Northeast Drives An Amtrak Ridership Record

Published October 12, 2010

A Washington-bound Acela Express train in Jamaica Plain (Night Owl City/Flickr)

A Washington-bound Acela Express train in Jamaica Plain (Night Owl City/Flickr)

Even though you can get to New York on a $15 bus ticket, more and more people are opting to take the train.

More than 10 million people rode the Washington-New York-Boston rails in the fiscal year ending Sept. 30, a 4.3 percent increase over the year before, according to new data from the company. That amounts to almost $900 million in ticket revenue.

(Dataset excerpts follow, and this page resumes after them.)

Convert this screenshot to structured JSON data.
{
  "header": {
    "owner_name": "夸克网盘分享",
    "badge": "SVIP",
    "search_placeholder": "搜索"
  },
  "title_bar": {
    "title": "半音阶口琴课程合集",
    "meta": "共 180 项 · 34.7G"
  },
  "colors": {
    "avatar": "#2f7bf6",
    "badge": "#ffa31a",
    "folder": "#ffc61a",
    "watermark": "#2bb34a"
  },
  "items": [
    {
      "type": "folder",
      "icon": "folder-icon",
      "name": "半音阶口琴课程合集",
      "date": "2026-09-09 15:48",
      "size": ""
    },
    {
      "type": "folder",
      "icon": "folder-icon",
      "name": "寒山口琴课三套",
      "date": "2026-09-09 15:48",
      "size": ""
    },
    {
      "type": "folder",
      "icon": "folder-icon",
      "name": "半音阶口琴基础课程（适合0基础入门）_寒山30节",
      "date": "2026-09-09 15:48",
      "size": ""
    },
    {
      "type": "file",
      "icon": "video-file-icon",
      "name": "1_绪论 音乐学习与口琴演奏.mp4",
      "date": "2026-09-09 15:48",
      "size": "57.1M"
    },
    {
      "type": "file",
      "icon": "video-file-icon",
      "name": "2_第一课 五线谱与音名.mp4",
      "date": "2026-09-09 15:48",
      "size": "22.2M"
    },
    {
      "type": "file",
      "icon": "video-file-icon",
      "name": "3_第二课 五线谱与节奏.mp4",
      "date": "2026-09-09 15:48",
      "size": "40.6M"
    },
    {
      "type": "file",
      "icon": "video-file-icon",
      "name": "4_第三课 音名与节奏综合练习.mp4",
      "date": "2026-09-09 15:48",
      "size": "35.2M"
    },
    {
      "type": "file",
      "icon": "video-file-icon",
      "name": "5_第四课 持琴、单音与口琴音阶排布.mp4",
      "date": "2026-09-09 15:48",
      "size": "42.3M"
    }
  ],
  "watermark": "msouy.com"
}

“People are now starting to get back to traveling again after the heart of the recession hit about a year ago,” said Cliff Cole, an Amtrak spokesman. (Last year, ridership dropped for the first time since 2006.)

The company says the growth in the Northeast Corridor drove a nationwide ridership record. “It’s one of our biggest moneymakers,” Cole told me.

Why are more people taking the train when the bus is cheap? Gas prices are still high. Road congestion is still exhausting. Air travel is still unpleasant.

Amtrak tickets from Boston to New York run $50 to $200, depending on time of day and amenities. The fast, business-oriented Acela Express — which saw 7 percent growth last fiscal year — offers free Wi-Fi. (So do some bus services, such as the Greyhound-operated BoltBus, but the connections are spotty in my experience.)

Since fiscal year 2000, Northeast ridership is up 37 percent. Now we have to wait about 30 years for super-high-speed trains that can do Boston-New York in 84 minutes. That would beat the pants off a bus ride, which can take five hours on a Friday night.